A senior public official says Sri Lanka does not have economic strategies for each sector while the economy would have collapsed if not for the resilience and growth demonstrated by the country’s private sector, urging them not to lose hope but continue to find ways and means to engage the government.
"Do not give up hope. Inflation has been brought down from high ranges of 20 percent (to single digit levels) and interest rates have been rationalised to a certain extent. There are compelling reasons as to why the private sector and public sector should work together," Securities and Exchange Commission Director-General Channa De Silva said.
"The country needs a proper economic plan. Every sector, every industry needs a business plan. As far as I know, this is something that has not received enough attention," De Silva said addressing a forum last week organised by the Association of Chartered Certified Accountants (ACCA) and RAM Ratings.
Businessmen at the forum said high taxes and difficulty accessing credit because of the government’s fiscal indiscipline was crowding out credit to the private sector.
The government acknowledges the private sector’s role in developing the country’s economy with several top ministers claiming that it was the government’s intention to create an environment conducive to private sector growth.
"The private sector in this country is not believed in.
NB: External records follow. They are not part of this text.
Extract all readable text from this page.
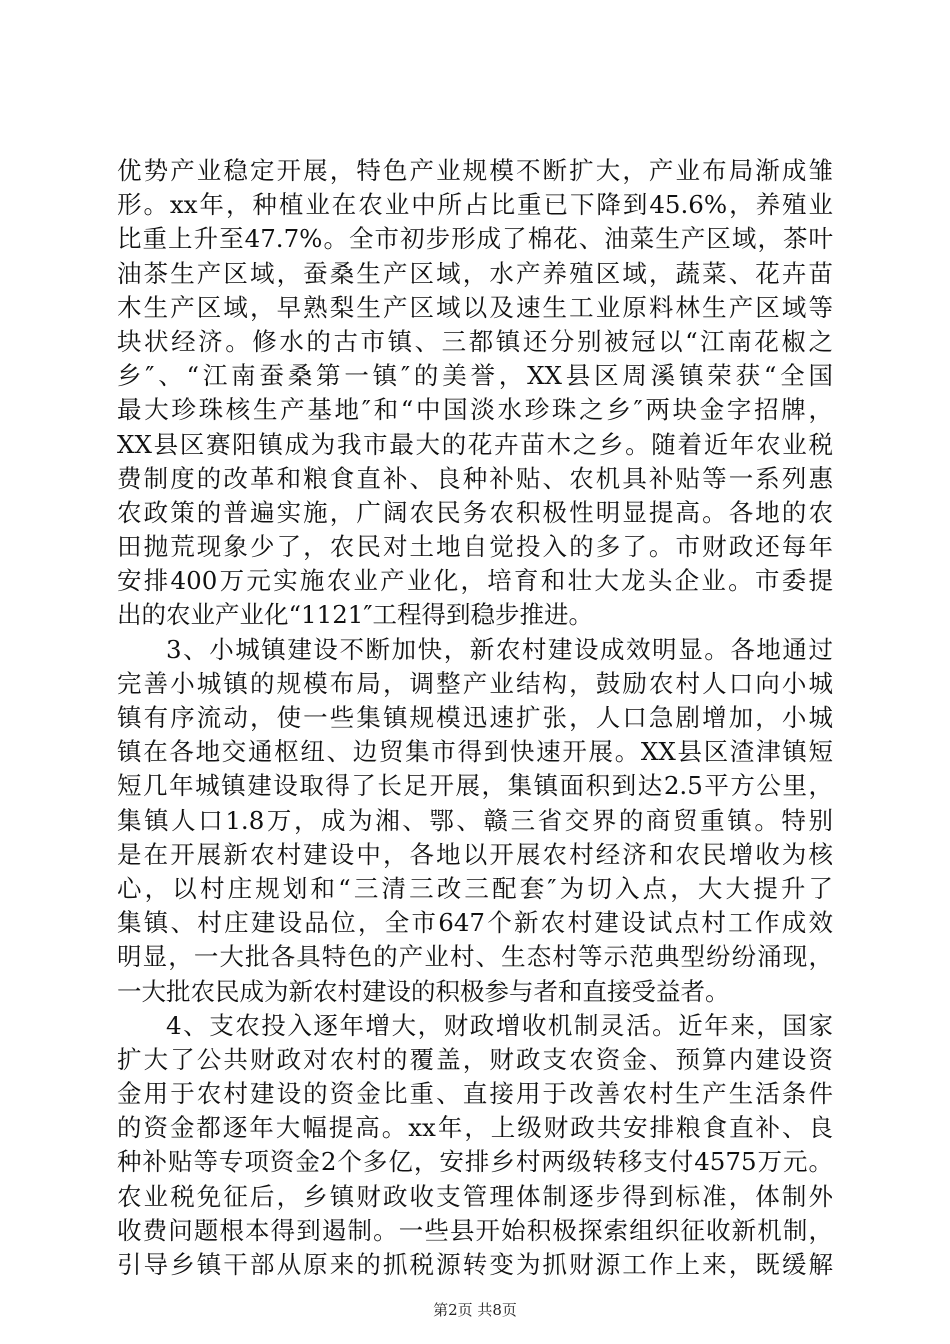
优势产业稳定开展，特色产业规模不断扩大，产业布局渐成雏
形。xx年，种植业在农业中所占比重已下降到45.6%，养殖业
比重上升至47.7%。全市初步形成了棉花、油菜生产区域，茶叶
油茶生产区域，蚕桑生产区域，水产养殖区域，蔬菜、花卉苗
木生产区域，早熟梨生产区域以及速生工业原料林生产区域等
块状经济。修水的古市镇、三都镇还分别被冠以“江南花椒之
乡″、“江南蚕桑第一镇″的美誉，XX县区周溪镇荣获“全国
最大珍珠核生产基地″和“中国淡水珍珠之乡″两块金字招牌，
XX县区赛阳镇成为我市最大的花卉苗木之乡。随着近年农业税
费制度的改革和粮食直补、良种补贴、农机具补贴等一系列惠
农政策的普遍实施，广阔农民务农积极性明显提高。各地的农
田抛荒现象少了，农民对土地自觉投入的多了。市财政还每年
安排400万元实施农业产业化，培育和壮大龙头企业。市委提
出的农业产业化“1121″工程得到稳步推进。
3、小城镇建设不断加快，新农村建设成效明显。各地通过
完善小城镇的规模布局，调整产业结构，鼓励农村人口向小城
镇有序流动，使一些集镇规模迅速扩张，人口急剧增加，小城
镇在各地交通枢纽、边贸集市得到快速开展。XX县区渣津镇短
短几年城镇建设取得了长足开展，集镇面积到达2.5平方公里，
集镇人口1.8万，成为湘、鄂、赣三省交界的商贸重镇。特别
是在开展新农村建设中，各地以开展农村经济和农民增收为核
心，以村庄规划和“三清三改三配套″为切入点，大大提升了
集镇、村庄建设品位，全市647个新农村建设试点村工作成效
明显，一大批各具特色的产业村、生态村等示范典型纷纷涌现，
一大批农民成为新农村建设的积极参与者和直接受益者。
4、支农投入逐年增大，财政增收机制灵活。近年来，国家
扩大了公共财政对农村的覆盖，财政支农资金、预算内建设资
金用于农村建设的资金比重、直接用于改善农村生产生活条件
的资金都逐年大幅提高。xx年，上级财政共安排粮食直补、良
种补贴等专项资金2个多亿，安排乡村两级转移支付4575万元。
农业税免征后，乡镇财政收支管理体制逐步得到标准，体制外
收费问题根本得到遏制。一些县开始积极探索组织征收新机制，
引导乡镇干部从原来的抓税源转变为抓财源工作上来，既缓解
第2页 共8页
We are asked to run but our hands and legs are tied," Ranjit Fernando, Chairman, United Motors, told the forum.
In response, De Silva said the SME sector was facing tough times because accessing credit facilities were difficult.
He said the public should hold the banks responsible.
De Silva also said unless corporate tax rates are brought down to 15 to 20 percent levels the private sector would not be able to achieve sustainable growth.